Nell’approssimarsi dell’anniversario della morte di Papa Paolo VI è giusto rievocare – anche in linea con le riflessioni di quest’anno – il suo stile pastorale che, tra l’altro, si è avvalso anche del segno del pellegrinaggio, siamo a cinquant’anni dal primo viaggio, in Terra Santa, in cui si manifestò al mondo in maniera inequivocabile il suo zelo missionario. Del resto il nome assunto – lo stesso dell’apostolo delle genti – lo lasciava presagire…
Già quando fu mandato come arcivescovo a Milano, il cardinale Giovanni Battista Montini, facendo l’ingresso nella sua diocesi, si era chinato a baciare la terra lombarda; lo stesso gesto ripeterà successivamente da papa, primo pontefice della storia moderna ad andare in terre lontane.
Chiarì subito lo scopo e il carattere: un pellegrinaggio “religioso, per rendere onore a Cristo, nella terra che la sua venuta al mondo ha reso santa e degna di venerazione da parte dei Cristiani”. E inoltre “rapidissimo, con carattere di semplicità, di pietà, di penitenza, di carità”.
Per il suo viaggio internazionale la Terra Santa assunse valore simbolico: quello era un ritorno alle sorgenti della fede cristiana e della vita della Chiesa. Il Papa, in altre parole – nel bel mezzo del Concilio – voleva far capire a tutti quale doveva essere la missione della Chiesa, proprio ritornando nei luoghi in cui il Signore Gesù l’aveva affidata a Pietro e ai suoi successori. Decentrandosi da se stessa, la Chiesa doveva ricentrarsi su Cristo e sulla propria origine.
Coi successivi viaggi in India e a New York, invece, la Chiesa veniva invitata a mettersi in cammino verso nuove frontiere, attraverso l’apertura al mondo, ai cristiani non cattolici, ai credenti di altre religioni, ai non credenti, alle culture e agli spazi dell’azione missionaria.
Ecco perché il cardinal Angelo Scola, commemorando quello storico pellegrinaggio, ha invitato a cogliere “la sua imminente beatificazione come una grande occasione per riscoprire l’importanza di una figura e di un pontificato che hanno aperto la via ai successori”.

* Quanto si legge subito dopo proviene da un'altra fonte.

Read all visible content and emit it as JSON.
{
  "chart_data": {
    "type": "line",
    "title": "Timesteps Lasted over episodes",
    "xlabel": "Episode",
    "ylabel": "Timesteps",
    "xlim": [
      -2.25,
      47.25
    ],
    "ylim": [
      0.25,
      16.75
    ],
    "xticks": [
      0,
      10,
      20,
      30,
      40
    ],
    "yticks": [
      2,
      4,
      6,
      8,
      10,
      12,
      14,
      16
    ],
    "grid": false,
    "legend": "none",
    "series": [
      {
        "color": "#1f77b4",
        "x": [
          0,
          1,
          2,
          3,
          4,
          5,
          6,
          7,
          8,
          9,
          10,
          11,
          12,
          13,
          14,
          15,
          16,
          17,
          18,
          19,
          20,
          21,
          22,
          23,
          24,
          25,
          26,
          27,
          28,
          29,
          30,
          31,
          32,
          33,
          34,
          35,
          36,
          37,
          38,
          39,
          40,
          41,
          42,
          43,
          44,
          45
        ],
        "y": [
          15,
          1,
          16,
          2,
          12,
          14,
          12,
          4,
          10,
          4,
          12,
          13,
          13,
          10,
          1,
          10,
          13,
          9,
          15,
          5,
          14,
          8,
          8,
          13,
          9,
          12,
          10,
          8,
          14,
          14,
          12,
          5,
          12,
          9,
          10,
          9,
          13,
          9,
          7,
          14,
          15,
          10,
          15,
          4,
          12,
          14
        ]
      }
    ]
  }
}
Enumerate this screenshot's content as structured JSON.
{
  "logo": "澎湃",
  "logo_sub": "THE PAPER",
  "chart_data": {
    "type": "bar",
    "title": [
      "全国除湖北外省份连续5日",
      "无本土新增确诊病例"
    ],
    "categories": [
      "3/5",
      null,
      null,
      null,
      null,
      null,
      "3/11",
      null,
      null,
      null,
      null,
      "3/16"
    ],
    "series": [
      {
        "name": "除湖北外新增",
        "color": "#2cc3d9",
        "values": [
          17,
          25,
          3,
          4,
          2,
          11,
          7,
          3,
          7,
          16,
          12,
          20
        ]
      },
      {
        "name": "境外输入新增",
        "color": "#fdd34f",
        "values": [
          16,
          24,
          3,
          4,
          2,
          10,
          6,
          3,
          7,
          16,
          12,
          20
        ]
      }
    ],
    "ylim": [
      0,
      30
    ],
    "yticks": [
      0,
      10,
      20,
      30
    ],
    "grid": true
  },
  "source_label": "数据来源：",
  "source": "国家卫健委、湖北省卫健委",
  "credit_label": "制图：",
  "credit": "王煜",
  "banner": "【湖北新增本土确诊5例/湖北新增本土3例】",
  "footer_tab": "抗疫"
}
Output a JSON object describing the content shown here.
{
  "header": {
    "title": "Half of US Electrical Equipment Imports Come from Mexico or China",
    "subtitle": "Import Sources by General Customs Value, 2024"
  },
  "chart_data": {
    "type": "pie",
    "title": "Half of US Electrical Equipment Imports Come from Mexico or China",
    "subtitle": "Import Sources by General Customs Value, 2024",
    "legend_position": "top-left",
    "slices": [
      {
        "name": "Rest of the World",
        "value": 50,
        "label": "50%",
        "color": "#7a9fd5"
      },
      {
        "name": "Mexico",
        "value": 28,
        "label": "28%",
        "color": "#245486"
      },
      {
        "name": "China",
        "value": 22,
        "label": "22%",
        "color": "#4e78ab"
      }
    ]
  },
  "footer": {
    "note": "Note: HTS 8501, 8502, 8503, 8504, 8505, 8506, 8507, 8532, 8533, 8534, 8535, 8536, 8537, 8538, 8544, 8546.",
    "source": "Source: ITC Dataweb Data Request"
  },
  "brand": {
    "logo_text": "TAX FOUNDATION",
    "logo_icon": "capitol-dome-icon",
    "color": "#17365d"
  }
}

Giustamente quello fu definito un pellegrinaggio storico, breve, ma quanto mai significativo, perché in un colpo solo colmò quasi duemila anni di storia del Cattolicesimo. Commovente l’accoglienza ricevuta dal Patriarca ecumenico di Costantinopoli e dagli ortodossi. Commenterà lui stesso: «Siamo davanti a cose che, se gli indizi iniziali tengono fede a ciò che promettono, sono veramente grandi, e dobbiamo dire travolgenti: siamo davanti forse a qualcosa di divino, soprannaturale. Ma il momento in cui io mi sono sentito soffocare dalla commozione e dal pianto è stata la Messa sul Santo Sepolcro, nel proferire le parole nella consacrazione e nell’adorare la presenza sacramentale di Cristo là dove Cristo consumò il suo sacrificio. Là ho pregato per voi, collaboratori, con tutti i vescovi del mondo, i sacerdoti, i fedeli; e ho pregato quel Gesù, che mi ha dato questa grande fortuna di sentire così vicina la sua presenza, la sua azione, la sua assistenza, che mi riempisse di grazie e di gaudio, non solo per la mia povera anima».
Anche chi di noi è stato in Terra Santa, per onorare – nei luoghi santi, dove Cristo nacque, visse, morì, risorse, salì al cielo – i misteri primi della nostra salvezza (l’Incarnazione e la Redenzione) vive la fede nel Signore e l’amore alla Chiesa con maggior ardore ed entusiasmo!